C. UNE APPLICATION LARGEMENT DÉFAILLANTE DE L'ACCORD, DONT LES PETITES PÊCHERIES FRANÇAISES SONT LES PREMIÈRES VICTIMES

Près d'un an après la conclusion de l'accord euro-britannique, une grande partie des pêcheurs français n'ont toujours pas obtenu gain de cause dans les 6-12 milles relevant des autorités britanniques et dans les eaux anglo-normandes.

Licences accordées aux pêcheurs français dans les bandes côtières :
le compte n'y est toujours pas

Source : commissions des affaires économiques et des affaires européennes du Sénat, d'après les chiffres communiqués par le ministère de la mer, au 13/12/21 11 ( * ) .

Sur 1 110 licences demandées par les pêcheurs français, 1 034 ont été définitivement accordées par les autorités britanniques, ce qui permet à celles-ci d'afficher un taux d'octroi de près de 95 %. Si les soixante-quatorze licences toujours non accordées mi-décembre 2021 peuvent sembler en apparence résiduelles, cette impression statistique doit être fortement nuancée, pour plusieurs raisons.

D'abord , ce ratio concerne le total des demandes, y compris dans la zone économique exclusive, alors que l'essentiel des difficultés s'est concentré sur les zones des 6-12 milles de la Grande-Bretagne et les eaux anglo-normandes . Eux-mêmes dépendants de l'accès à la ZEE européenne, les Britanniques ont accordé 100 % des licences pour leur zone économique exclusive (ZEE) dès janvier 2021 et obtenu la même chose de l'Union européenne. À l'inverse, le Royaume-Uni étant très peu dépendant des 6-12 milles européens, le ratio d'obtention de licences chute à 80 % après un an pour la France dans les 6-12 milles britanniques . L'un des péchés originels de cette crise est pour l'Union d'avoir accepté de sectionner les négociations entre accès aux ZEE et accès aux 6-12 milles.

Il faut en outre noter la forte surreprésentation des pêcheurs français parmi les professionnels ayant candidaté, en raison de la proximité géographique, et plus encore parmi ceux n'ayant pas reçu l'autorisation de pêcher , ce qui s'explique par le caractère encore largement artisanal de la pêche française et donc la prédominance de navires de moins de 12 mètres, qui n'étaient pas concernés par l'obligation de géolocalisation satellitaire.

Ensuite, derrière la centaine de licences non accordées, il y a des patrons de pêche et leurs salariés ainsi que leurs familles, autant de cas particuliers dont les statistiques ne rendent compte qu'imparfaitement . Alors que le commissaire européen affirmait que les licences seraient toutes octroyées en un mois, il a fallu 347 jours pour que seulement 300 licences soient accordées aux pêcheurs français pour les 6-12 milles britanniques et les eaux anglo-normandes . Le rythme d'octroi de licences aux pêcheurs pour ces zones a donc été de 0,86 par jour en moyenne, une lenteur source d'incertitude, pesante pour le moral des professionnels.

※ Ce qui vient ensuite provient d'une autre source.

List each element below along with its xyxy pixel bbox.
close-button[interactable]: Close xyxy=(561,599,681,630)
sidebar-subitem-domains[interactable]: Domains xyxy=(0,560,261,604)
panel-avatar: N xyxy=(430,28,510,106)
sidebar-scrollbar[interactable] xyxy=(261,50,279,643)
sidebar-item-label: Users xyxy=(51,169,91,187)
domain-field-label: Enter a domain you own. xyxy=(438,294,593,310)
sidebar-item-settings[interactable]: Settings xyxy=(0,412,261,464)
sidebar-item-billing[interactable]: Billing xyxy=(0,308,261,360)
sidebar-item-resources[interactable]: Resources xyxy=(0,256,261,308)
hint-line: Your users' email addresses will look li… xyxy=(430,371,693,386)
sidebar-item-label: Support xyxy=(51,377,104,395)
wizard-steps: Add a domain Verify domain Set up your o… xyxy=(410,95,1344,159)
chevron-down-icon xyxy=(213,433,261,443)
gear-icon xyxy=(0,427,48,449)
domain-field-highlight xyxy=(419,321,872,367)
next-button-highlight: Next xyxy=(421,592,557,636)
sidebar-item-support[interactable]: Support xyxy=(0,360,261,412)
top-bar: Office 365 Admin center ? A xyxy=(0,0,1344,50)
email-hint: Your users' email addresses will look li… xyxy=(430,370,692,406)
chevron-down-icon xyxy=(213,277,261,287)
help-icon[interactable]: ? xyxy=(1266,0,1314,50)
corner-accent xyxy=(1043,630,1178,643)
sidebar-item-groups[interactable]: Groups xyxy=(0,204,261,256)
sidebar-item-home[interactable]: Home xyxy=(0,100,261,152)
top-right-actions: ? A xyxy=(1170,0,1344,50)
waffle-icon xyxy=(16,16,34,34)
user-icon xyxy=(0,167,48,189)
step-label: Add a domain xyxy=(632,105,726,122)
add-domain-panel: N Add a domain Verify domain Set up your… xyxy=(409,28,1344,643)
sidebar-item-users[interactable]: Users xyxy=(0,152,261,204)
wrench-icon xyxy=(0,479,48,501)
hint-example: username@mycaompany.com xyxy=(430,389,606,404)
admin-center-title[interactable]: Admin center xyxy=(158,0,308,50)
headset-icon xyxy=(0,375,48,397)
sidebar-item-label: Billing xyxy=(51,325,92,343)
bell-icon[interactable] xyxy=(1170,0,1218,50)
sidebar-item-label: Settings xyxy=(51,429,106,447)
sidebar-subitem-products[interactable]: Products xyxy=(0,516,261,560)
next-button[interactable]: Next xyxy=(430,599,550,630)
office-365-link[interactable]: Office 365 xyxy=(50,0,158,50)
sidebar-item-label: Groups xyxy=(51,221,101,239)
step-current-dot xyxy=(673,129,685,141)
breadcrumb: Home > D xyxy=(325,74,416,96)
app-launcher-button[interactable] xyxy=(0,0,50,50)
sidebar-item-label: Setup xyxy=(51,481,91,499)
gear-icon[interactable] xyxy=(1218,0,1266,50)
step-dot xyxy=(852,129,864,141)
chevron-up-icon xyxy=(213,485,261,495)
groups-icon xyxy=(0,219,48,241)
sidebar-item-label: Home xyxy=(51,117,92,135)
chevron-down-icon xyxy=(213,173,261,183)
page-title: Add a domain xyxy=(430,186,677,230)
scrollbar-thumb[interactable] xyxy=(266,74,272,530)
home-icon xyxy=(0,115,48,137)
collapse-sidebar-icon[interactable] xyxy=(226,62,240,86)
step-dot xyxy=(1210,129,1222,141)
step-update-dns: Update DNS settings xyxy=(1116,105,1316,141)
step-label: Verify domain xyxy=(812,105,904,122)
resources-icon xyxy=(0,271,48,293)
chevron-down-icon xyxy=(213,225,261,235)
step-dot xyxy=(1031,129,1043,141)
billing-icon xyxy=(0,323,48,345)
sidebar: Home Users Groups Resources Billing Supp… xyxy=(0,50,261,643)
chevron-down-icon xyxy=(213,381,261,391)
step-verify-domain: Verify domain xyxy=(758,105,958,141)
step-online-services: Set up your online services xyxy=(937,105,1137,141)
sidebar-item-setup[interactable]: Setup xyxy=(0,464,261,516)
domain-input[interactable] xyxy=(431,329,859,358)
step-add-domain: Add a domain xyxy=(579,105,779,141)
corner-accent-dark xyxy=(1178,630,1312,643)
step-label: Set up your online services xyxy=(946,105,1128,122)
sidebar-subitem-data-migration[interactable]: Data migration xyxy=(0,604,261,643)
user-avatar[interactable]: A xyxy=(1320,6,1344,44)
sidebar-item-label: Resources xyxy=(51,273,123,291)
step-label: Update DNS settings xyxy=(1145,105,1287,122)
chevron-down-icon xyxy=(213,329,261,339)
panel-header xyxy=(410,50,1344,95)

Cela a conduit certains à douter du bien-fondé des assurances des autorités britanniques sur leur bonne foi et leur pleine mobilisation. Entendus par le rapporteur, les représentants des régions Bretagne et Normandie ont signalé plusieurs cas de professionnels auxquels il ne semble pas possible d'apporter une réponse positive, parfois pour un jour de pêche manquant, et qui ont en conséquence besoin d'une aide d'urgence, sans laquelle ils devront rapidement cesser toute activité.

Enfin, même si les Britanniques ont satisfait trente demandes supplémentaires de la France au lendemain de l'« ultimatum » fixé par la Commission au 10 décembre 2021, la mauvaise foi dont les Britanniques ont fait preuve dans ce dossier n'est pas de bon augure pour les discussions à venir sur la définition des futures mesures de gestion telles que les mesures techniques, la fixation des possibilités de pêche (TAC) et des mesures de contrôle.